Some large institutional landlords have been pro-actively extending rent holidays.

An email from the centre manager, State Government-owned QIC (Queensland Investment Corporation),told retail tenants on March 27 “you may defer your upcoming April rent payment until 30 April”.

Ange Kondos, managing director of retail lease consultants LeaseWise, said some private landlords such as Mr Van Lieshout had not “shown the empathy that’s required”.

“I think the conduct of this particular landlord is abhorrent,” Mr Kondos said.

“If [landlords] want to play that hard line, they’re going to end up with lots of empty malls.”

Mr Kondos said the ban on evictions was welcome but rental terms remained unclear.

“Even working with landlords, the harsh reality is some people just won’t make it through the longer this goes on,” Mr Kondos said.

Appeal for rent relief

Mr Memis said another of his landlords, the Westfield shopping centre at Chermside on Brisbane’s northside, had given him a rent holiday.

Meanwhile, he said trade at his flagship South Bank store had dwindled to about six takeaway orders a day.

“I think people are scared to order and people are scared to use the Uber and Deliveroo platforms or come out and pick up,” he said.

“We had about 35 staff … we’re down to three.”

Mr Memis said he had been appealing for weeks for rent relief and had sent financial information when requested.

But he said he had received several “letters of demand explaining that rent is due and payable right now”.

The owner of a carvery outlet in Windsor in Sydney, Terry Hasan — who is the tenant of a different property owner — said he shut his award-winning business on Saturday.

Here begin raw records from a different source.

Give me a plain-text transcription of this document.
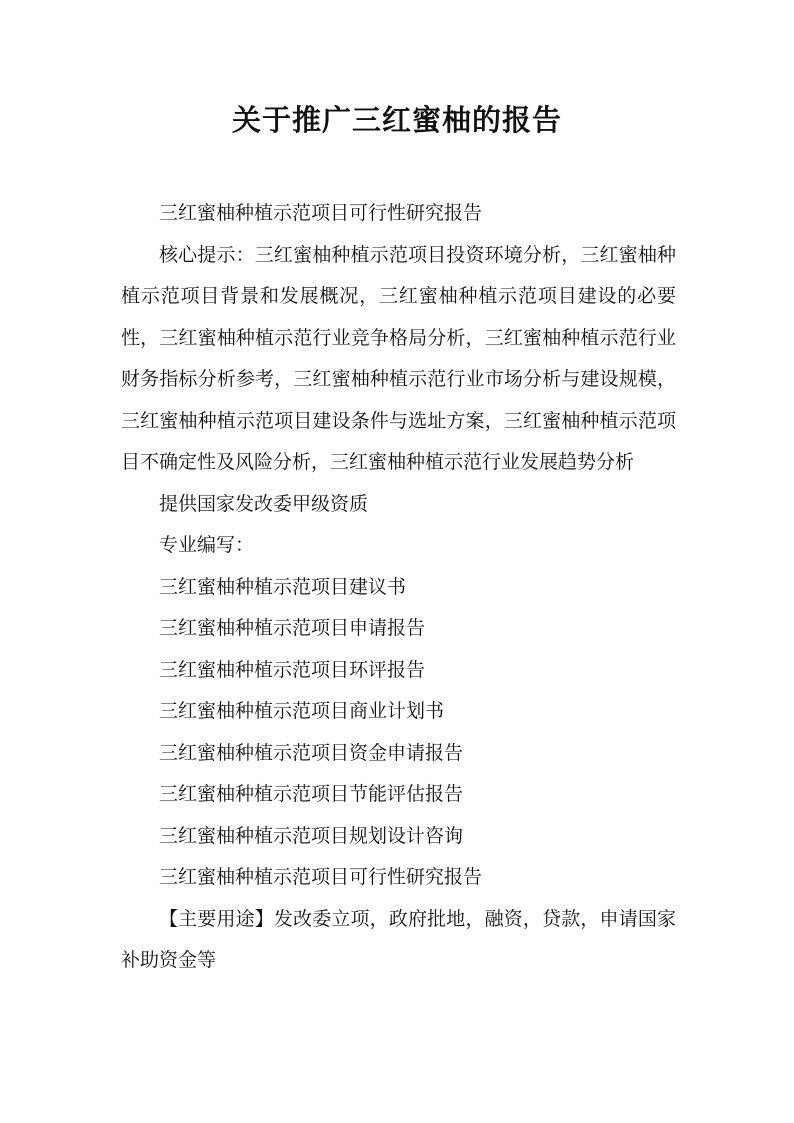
关于推广三红蜜柚的报告

三红蜜柚种植示范项目可行性研究报告

核心提示：三红蜜柚种植示范项目投资环境分析，三红蜜柚种植示范项目背景和发展概况，三红蜜柚种植示范项目建设的必要性，三红蜜柚种植示范行业竞争格局分析，三红蜜柚种植示范行业财务指标分析参考，三红蜜柚种植示范行业市场分析与建设规模，三红蜜柚种植示范项目建设条件与选址方案，三红蜜柚种植示范项目不确定性及风险分析，三红蜜柚种植示范行业发展趋势分析

提供国家发改委甲级资质

专业编写：

三红蜜柚种植示范项目建议书

三红蜜柚种植示范项目申请报告

三红蜜柚种植示范项目环评报告

三红蜜柚种植示范项目商业计划书

三红蜜柚种植示范项目资金申请报告

三红蜜柚种植示范项目节能评估报告

三红蜜柚种植示范项目规划设计咨询

三红蜜柚种植示范项目可行性研究报告

【主要用途】发改委立项，政府批地，融资，贷款，申请国家补助资金等
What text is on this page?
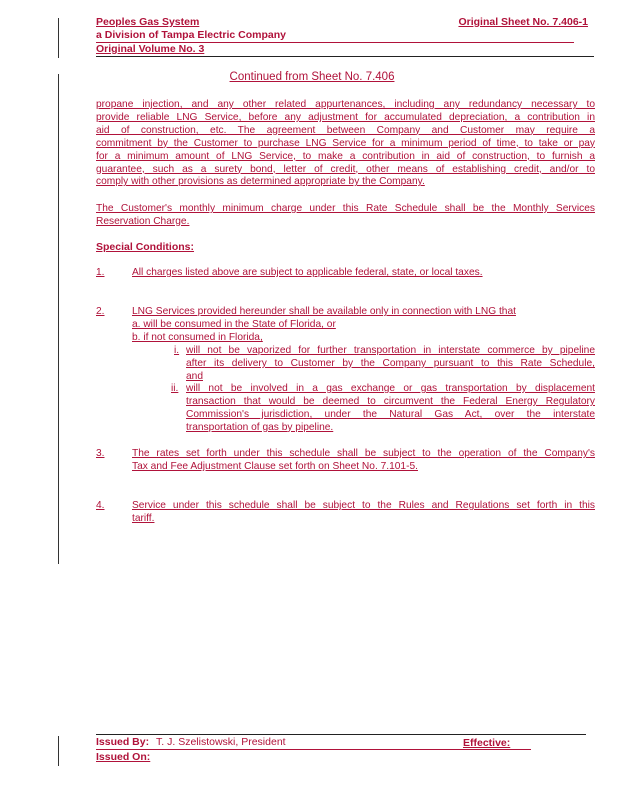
Peoples Gas System	Original Sheet No. 7.406-1
a Division of Tampa Electric Company
Original Volume No. 3
Continued from Sheet No. 7.406
propane injection, and any other related appurtenances, including any redundancy necessary to
provide reliable LNG Service, before any adjustment for accumulated depreciation, a contribution in
aid of construction, etc. The agreement between Company and Customer may require a
commitment by the Customer to purchase LNG Service for a minimum period of time, to take or pay
for a minimum amount of LNG Service, to make a contribution in aid of construction, to furnish a
guarantee, such as a surety bond, letter of credit, other means of establishing credit, and/or to
comply with other provisions as determined appropriate by the Company.
The Customer's monthly minimum charge under this Rate Schedule shall be the Monthly Services
Reservation Charge.
Special Conditions:
1.	All charges listed above are subject to applicable federal, state, or local taxes.
2.	LNG Services provided hereunder shall be available only in connection with LNG that
a. will be consumed in the State of Florida, or
b. if not consumed in Florida,
i. will not be vaporized for further transportation in interstate commerce by pipeline
after its delivery to Customer by the Company pursuant to this Rate Schedule,
and
ii. will not be involved in a gas exchange or gas transportation by displacement
transaction that would be deemed to circumvent the Federal Energy Regulatory
Commission's jurisdiction, under the Natural Gas Act, over the interstate
transportation of gas by pipeline.
3.	The rates set forth under this schedule shall be subject to the operation of the Company's
Tax and Fee Adjustment Clause set forth on Sheet No. 7.101-5.
4.	Service under this schedule shall be subject to the Rules and Regulations set forth in this
tariff.
Issued By: T. J. Szelistowski, President	Effective:
Issued On:
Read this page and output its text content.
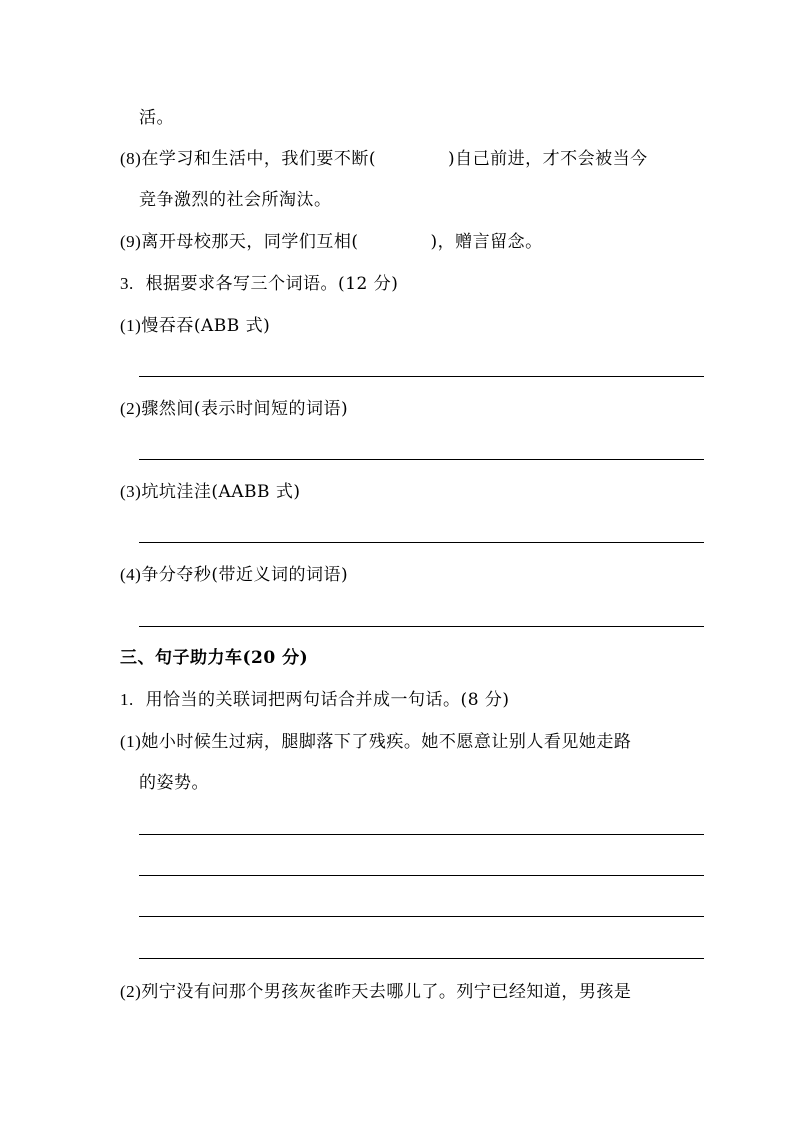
活。
(8)在学习和生活中，我们要不断(	)自己前进，才不会被当今
竞争激烈的社会所淘汰。
(9)离开母校那天，同学们互相(	)，赠言留念。
3. 根据要求各写三个词语。(12 分)
(1)慢吞吞(ABB 式)
(2)骤然间(表示时间短的词语)
(3)坑坑洼洼(AABB 式)
(4)争分夺秒(带近义词的词语)
三、句子助力车(20 分)
1. 用恰当的关联词把两句话合并成一句话。(8 分)
(1)她小时候生过病，腿脚落下了残疾。她不愿意让别人看见她走路
的姿势。
(2)列宁没有问那个男孩灰雀昨天去哪儿了。列宁已经知道，男孩是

“We’re in a cash-burn cycle now where we’re throwing our own money to burn it, our staff as well are saying with coronavirus they’re afraid to work, so I’ve knocked it on the head,” Mr Hasan said.

“I feel as though it’s extremely unfair for us to pay rent.”

‘Very paranoid about ever going bust’

Mr Van Lieshout said he was not subject to bank pressure because he owned properties outright “and that’s something that should not be used against me — for the fact I’ve been very frugal and that I’ve taken care of my affairs”.

“As I could, I owned my own premises because that got rid of two of the biggest worries in my life, which were banks and landlords,” he said.

“I hated bank managers because I feared them because they had control over me.

“Second thing was I had an early dislike for landlords because as a retailer … you had to negotiate with them all the time.”

Mr Van Lieshout said: “What I’m saying here can give me a lot of trouble because people say, ‘Well, he’s in a very sound, financial position and he won’t do this, he won’t do that’.”

“But I always kept capital reserves in [my] business,” he said.

“I couldn’t go bust because I always made sure that I kept substantial reserves — always — because as far as I was concerned, I had two responsibilities: one was to be able to pay the staff at all times and secondly, my suppliers.

“I’m very, very paranoid — always very paranoid — about ever going bust.

“As a businessman, you have to save for a rainy day — and right now it’s a cyclone — [but] I run a business the same as everyone else does. Why do I become the scapegoat at the end?”